Quantifying Aβ on peripheral monocytes may serve as a non-invasive biomarker for AD. Our study included 150 participants (78 CU, 36 MCI, 36 AD-dementia). a–p A decrease in the percentage of Aβ⁺⁺ monocytes in MCI and AD-dementia compared to CU. Fluorescence intensity also showed a decrease in MCI and AD-dementia. A negative correlation was observed between the percentage of Aβ⁺⁺ monocytes and brain Aβ-PET burden. Similarly, fluorescence intensity is weakly correlated with the Aβ-PET burden. Correlations between the percentage of Aβ⁺⁺ monocytes, fluorescence intensity, and cognitive function were also observed, showing moderate correlations. The datasets were not normally distributed, and P-values were determined using the Kruskal-Wallis test, followed by Dunn’s multiple comparisons test (solid zig-zag line). The column dot plots represent mean ± standard deviation. Correlation coefficients (r) and P-values were calculated using Spearman correlation analysis. q, r A multivariate model revealed the potential of monocyte surface Aβ in predicting brain Aβ-PET burden, with a panel of %Aβ⁺⁺ monocytes, %Aβ⁺ NK cells, %Aβ⁺⁺ classical monocytes, and %classic monocytes performing best (AUC = 0.871). The new panel significantly improved AD discrimination, with a sensitivity of 0.65 and specificity of 0.976.

Fig. 6. Investigating monocyte infiltration into CSF.

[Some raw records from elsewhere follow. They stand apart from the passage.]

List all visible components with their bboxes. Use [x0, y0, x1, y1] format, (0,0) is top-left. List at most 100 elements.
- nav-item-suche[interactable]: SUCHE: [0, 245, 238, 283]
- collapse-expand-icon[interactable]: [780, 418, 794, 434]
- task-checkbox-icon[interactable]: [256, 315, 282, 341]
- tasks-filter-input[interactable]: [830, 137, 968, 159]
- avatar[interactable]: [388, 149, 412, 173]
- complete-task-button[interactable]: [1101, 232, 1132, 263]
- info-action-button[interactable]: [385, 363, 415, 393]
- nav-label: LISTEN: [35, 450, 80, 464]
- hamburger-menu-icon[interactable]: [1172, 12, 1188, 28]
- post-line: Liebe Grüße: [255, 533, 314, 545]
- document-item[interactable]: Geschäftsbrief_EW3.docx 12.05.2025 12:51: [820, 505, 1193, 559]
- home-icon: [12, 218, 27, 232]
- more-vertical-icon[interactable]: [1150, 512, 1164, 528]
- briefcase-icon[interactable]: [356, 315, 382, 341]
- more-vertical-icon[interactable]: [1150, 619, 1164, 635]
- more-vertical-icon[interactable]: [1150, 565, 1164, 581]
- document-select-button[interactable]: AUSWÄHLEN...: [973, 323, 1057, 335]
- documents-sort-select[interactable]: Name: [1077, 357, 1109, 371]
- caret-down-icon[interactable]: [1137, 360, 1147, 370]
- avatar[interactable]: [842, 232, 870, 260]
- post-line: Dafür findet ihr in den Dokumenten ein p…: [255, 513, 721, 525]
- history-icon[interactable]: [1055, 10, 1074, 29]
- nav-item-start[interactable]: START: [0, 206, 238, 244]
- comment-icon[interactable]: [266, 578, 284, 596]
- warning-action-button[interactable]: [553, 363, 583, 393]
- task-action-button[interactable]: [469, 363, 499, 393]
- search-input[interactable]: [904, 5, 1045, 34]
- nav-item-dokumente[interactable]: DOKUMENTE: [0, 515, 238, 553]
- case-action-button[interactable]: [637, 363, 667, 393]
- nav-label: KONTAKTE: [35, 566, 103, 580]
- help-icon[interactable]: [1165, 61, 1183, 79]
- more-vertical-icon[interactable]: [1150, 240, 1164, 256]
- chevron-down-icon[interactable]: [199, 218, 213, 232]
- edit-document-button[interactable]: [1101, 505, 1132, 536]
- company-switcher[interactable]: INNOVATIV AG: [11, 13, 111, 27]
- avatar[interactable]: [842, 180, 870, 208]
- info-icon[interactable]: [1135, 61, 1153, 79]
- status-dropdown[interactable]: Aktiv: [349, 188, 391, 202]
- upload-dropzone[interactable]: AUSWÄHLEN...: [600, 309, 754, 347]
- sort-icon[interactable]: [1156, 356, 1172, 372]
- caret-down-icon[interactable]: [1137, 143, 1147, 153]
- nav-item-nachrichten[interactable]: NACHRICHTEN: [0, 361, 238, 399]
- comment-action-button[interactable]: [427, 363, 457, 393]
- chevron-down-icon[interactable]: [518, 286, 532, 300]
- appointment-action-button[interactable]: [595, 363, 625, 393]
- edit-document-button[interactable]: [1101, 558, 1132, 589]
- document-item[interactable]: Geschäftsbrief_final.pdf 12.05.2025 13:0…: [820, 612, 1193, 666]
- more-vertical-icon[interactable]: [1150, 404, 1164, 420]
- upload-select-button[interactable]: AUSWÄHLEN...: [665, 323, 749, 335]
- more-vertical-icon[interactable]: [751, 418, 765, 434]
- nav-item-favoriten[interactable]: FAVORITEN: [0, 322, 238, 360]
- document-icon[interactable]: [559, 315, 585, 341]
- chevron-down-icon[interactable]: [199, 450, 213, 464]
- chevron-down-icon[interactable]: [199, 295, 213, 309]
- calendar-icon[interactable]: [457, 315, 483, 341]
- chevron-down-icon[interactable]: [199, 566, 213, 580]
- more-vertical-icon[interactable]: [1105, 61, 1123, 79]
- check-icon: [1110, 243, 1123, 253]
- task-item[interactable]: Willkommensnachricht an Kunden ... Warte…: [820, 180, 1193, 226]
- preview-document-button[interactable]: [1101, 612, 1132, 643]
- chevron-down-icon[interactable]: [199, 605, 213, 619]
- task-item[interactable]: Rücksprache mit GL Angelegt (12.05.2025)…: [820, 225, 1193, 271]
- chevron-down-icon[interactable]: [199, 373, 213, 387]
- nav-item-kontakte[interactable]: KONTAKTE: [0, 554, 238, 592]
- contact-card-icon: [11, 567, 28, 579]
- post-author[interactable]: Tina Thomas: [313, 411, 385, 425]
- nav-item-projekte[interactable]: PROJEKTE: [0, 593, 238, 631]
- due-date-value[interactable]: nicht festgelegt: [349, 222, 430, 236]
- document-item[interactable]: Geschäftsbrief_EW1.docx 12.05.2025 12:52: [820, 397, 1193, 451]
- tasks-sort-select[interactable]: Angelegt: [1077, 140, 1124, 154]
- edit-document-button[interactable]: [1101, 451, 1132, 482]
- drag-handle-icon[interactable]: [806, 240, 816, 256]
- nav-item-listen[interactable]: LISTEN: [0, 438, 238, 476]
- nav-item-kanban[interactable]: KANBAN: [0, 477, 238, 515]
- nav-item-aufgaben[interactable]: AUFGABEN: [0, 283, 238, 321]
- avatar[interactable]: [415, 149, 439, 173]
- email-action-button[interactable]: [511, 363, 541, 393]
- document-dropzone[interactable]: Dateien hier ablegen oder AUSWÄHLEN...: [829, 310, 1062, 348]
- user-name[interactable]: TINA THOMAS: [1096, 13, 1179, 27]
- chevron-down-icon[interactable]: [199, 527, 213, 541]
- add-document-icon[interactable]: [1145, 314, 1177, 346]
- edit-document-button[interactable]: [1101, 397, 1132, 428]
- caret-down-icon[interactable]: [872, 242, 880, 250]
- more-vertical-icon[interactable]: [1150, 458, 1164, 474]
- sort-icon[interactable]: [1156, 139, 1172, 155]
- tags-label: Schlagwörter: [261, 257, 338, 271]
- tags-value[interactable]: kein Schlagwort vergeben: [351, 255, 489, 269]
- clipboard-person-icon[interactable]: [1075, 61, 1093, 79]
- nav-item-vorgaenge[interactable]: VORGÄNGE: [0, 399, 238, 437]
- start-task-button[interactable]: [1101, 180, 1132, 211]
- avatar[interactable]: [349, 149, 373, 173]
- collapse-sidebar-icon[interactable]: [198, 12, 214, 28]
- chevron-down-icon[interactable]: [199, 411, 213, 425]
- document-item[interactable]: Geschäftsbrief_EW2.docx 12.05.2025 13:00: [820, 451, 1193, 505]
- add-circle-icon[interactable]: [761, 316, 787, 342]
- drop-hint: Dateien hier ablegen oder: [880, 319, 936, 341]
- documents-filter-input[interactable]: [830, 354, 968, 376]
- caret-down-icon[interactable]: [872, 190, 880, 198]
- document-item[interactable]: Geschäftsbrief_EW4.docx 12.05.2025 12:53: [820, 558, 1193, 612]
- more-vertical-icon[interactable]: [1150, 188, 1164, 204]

To demonstrate the presence of peripheral monocytes entering the CSF, CSF pellet cell samples from 15 participants (2 AD-dementia, 2 MCI, and 11 CU) were investigated. a, b Presence of peripheral lymphocytes and monocytes, identified by CD45, a pan-peripheral leukocyte surface marker, in the CSF occurred in all participants, regardless of clinical classification. c–h CSF monocytes expressed CD14, CD16, CX3CR1, Lin-1, HLA-DR, CD11b, CD11c, and CD163.In addition, they showed surface Aβ binding compared to lymphocytes. i Within CSF CD3⁺ lymphocytes, the presence of CD4⁺ or CD8⁺ T cells was identified. j A visual representation of the CSF cellular component was illustrated in a pie chart. k, l Furthermore, most CSF monocytes expressed CD68 and TREM2. Auto: Autofluorescence. Numbers within the histogram represent the mean fluorescence intensity (MFI). FMO = fluorescence minus one.

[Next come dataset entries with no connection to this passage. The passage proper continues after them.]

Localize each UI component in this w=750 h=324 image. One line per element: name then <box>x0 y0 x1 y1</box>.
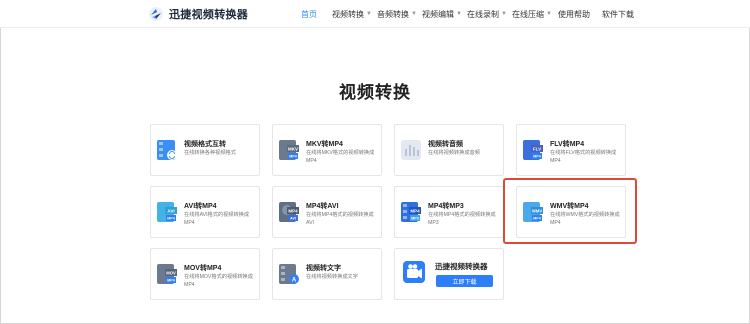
svg-text:MP4: MP4 <box>167 278 174 282</box>
card-desc: 在线将MP4格式的视频转换成MP3 <box>428 212 496 226</box>
card-desc: 在线转换各种视频格式 <box>184 150 236 156</box>
promo-title: 迅捷视频转换器 <box>435 262 488 271</box>
card-mp4-to-avi[interactable]: MP4 AVI MP4转AVI 在线将MP4格式的视频转换成AVI <box>272 186 382 238</box>
card-mkv-to-mp4[interactable]: MKV MP4 MKV转MP4 在线将MKV格式的视频转换成MP4 <box>272 124 382 176</box>
card-title: FLV转MP4 <box>550 141 585 148</box>
card-desc: 在线将MP4格式的视频转换成AVI <box>306 212 374 226</box>
card-title: 视频转音频 <box>428 141 463 148</box>
nav-online-record[interactable]: 在线录制 ▼ <box>467 9 507 20</box>
icon-badge: FLV <box>533 146 541 151</box>
card-desc: 在线将MKV格式的视频转换成MP4 <box>306 150 375 164</box>
video-to-text-icon: A <box>279 264 299 284</box>
icon-badge: MP4 <box>410 208 420 213</box>
nav-help[interactable]: 使用帮助 <box>558 9 590 20</box>
site-logo[interactable]: 迅捷视频转换器 <box>148 6 248 22</box>
svg-text:A: A <box>292 277 297 283</box>
card-desc: 在线将视频转换成音频 <box>428 150 480 156</box>
nav-video-edit[interactable]: 视频编辑 ▼ <box>422 9 462 20</box>
card-title: 视频转文字 <box>306 265 341 272</box>
chevron-down-icon: ▼ <box>411 10 417 17</box>
chevron-down-icon: ▼ <box>456 10 462 17</box>
video-format-icon <box>157 140 177 160</box>
svg-text:AVI: AVI <box>290 216 296 220</box>
chevron-down-icon: ▼ <box>501 10 507 17</box>
icon-badge: MKV <box>288 146 298 151</box>
chevron-down-icon: ▼ <box>366 10 372 17</box>
app-icon <box>403 261 425 283</box>
card-desc: 在线将FLV格式的视频转换成MP4 <box>550 150 617 164</box>
svg-text:MP4: MP4 <box>533 154 540 158</box>
card-title: MOV转MP4 <box>184 265 222 272</box>
avi-to-mp4-icon: AVI MP4 <box>157 202 177 222</box>
card-flv-to-mp4[interactable]: FLV MP4 FLV转MP4 在线将FLV格式的视频转换成MP4 <box>516 124 626 176</box>
icon-badge: MOV <box>166 270 176 275</box>
card-desc: 在线将AVI格式的视频转换成MP4 <box>184 212 250 226</box>
card-video-to-audio[interactable]: 视频转音频 在线将视频转换成音频 <box>394 124 504 176</box>
nav-download[interactable]: 软件下载 <box>602 9 634 20</box>
top-nav-bar: 迅捷视频转换器 首页 视频转换 ▼ 音频转换 ▼ 视频编辑 ▼ 在线录制 ▼ 在线压缩 ▼… <box>0 0 750 28</box>
nav-video-convert[interactable]: 视频转换 ▼ <box>332 9 372 20</box>
card-title: MP4转AVI <box>306 203 339 210</box>
card-desc: 在线将视频转换成文字 <box>306 274 358 280</box>
nav-online-compress[interactable]: 在线压缩 ▼ <box>512 9 552 20</box>
card-title: MP4转MP3 <box>428 203 464 210</box>
promo-card <box>394 248 504 300</box>
mp4-to-mp3-icon: MP4 MP3 <box>401 202 421 222</box>
svg-text:MP3: MP3 <box>411 216 418 220</box>
logo-icon <box>149 7 163 21</box>
page-title: 视频转换 <box>339 83 411 102</box>
card-title: 视频格式互转 <box>184 141 226 148</box>
card-mp4-to-mp3[interactable]: MP4 MP3 MP4转MP3 在线将MP4格式的视频转换成MP3 <box>394 186 504 238</box>
selection-highlight <box>503 178 637 244</box>
card-avi-to-mp4[interactable]: AVI MP4 AVI转MP4 在线将AVI格式的视频转换成MP4 <box>150 186 260 238</box>
card-video-format[interactable]: 视频格式互转 在线转换各种视频格式 <box>150 124 260 176</box>
card-mov-to-mp4[interactable]: MOV MP4 MOV转MP4 在线将MOV格式的视频转换成MP4 <box>150 248 260 300</box>
card-title: MKV转MP4 <box>306 141 343 148</box>
icon-badge: AVI <box>167 208 174 213</box>
mov-to-mp4-icon: MOV MP4 <box>157 264 177 284</box>
mkv-to-mp4-icon: MKV MP4 <box>279 140 299 160</box>
logo-text: 迅捷视频转换器 <box>169 9 249 21</box>
nav-audio-convert[interactable]: 音频转换 ▼ <box>377 9 417 20</box>
nav-home[interactable]: 首页 <box>301 9 317 20</box>
flv-to-mp4-icon: FLV MP4 <box>523 140 543 160</box>
chevron-down-icon: ▼ <box>546 10 552 17</box>
card-video-to-text[interactable]: A 视频转文字 在线将视频转换成文字 <box>272 248 382 300</box>
card-title: AVI转MP4 <box>184 203 217 210</box>
card-desc: 在线将MOV格式的视频转换成MP4 <box>184 274 253 288</box>
svg-text:MP4: MP4 <box>167 216 174 220</box>
download-now-button[interactable]: 立即下载 <box>436 275 493 287</box>
icon-badge: MP4 <box>288 208 298 213</box>
mp4-to-avi-icon: MP4 AVI <box>279 202 299 222</box>
video-to-audio-icon <box>401 140 421 160</box>
svg-text:MP4: MP4 <box>289 154 296 158</box>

Fig. 7. Detection of Adoptive PBMCs in Blood and Deep Cervical Lymph Nodes.

PBMCs were sourced from donor C57BL/6 mice and labeled with CFSE (n = 13) or from CX3CR1-eGFP mice without CFSE labeling (n = 5). Both sets of PBMCs were injected into the lateral ventricles of APP/PS1 mice between 15 and 80 weeks of age. Two days later, recipients’ brains, deep cervical lymph nodes (dcLN), and blood were examined using fluorescent flow cytometry. a, d, and g display typical flow cytometry light scatter dot plots of the brain, dcLN, and blood, respectively. The presence of donors’ CFSE⁺ cells in the recipients’ brains confirmed successful delivery (circled in b). Likewise, CFSE⁺ cells in recipients’ dcLN (circled in e) and blood (circled in h, j) validated peripheral migration. No CFSE⁺ cells were found in the recipients’ blood neutrophil gating (k). Notably, the donors’ CX3CR1-eGFP⁺ monocytes were identified as carrying substantial amounts of Aβ in the recipients’ brain (asterisked in c), dcLN (asterisked in f) and blood (asterisked in l). A few CX3CR1-eGFP⁺ monocytes were found in the recipients’ blood lymphocyte gating (i) due to an overlap between lymphocytes and monocytes. This flow cytometry analysis demonstrates the migration and Aβ-carrying capabilities of adoptive PBMCs in different tissues. C: Cells; L: Lymphocytes; M: Monocytes; and N: Neutrophils.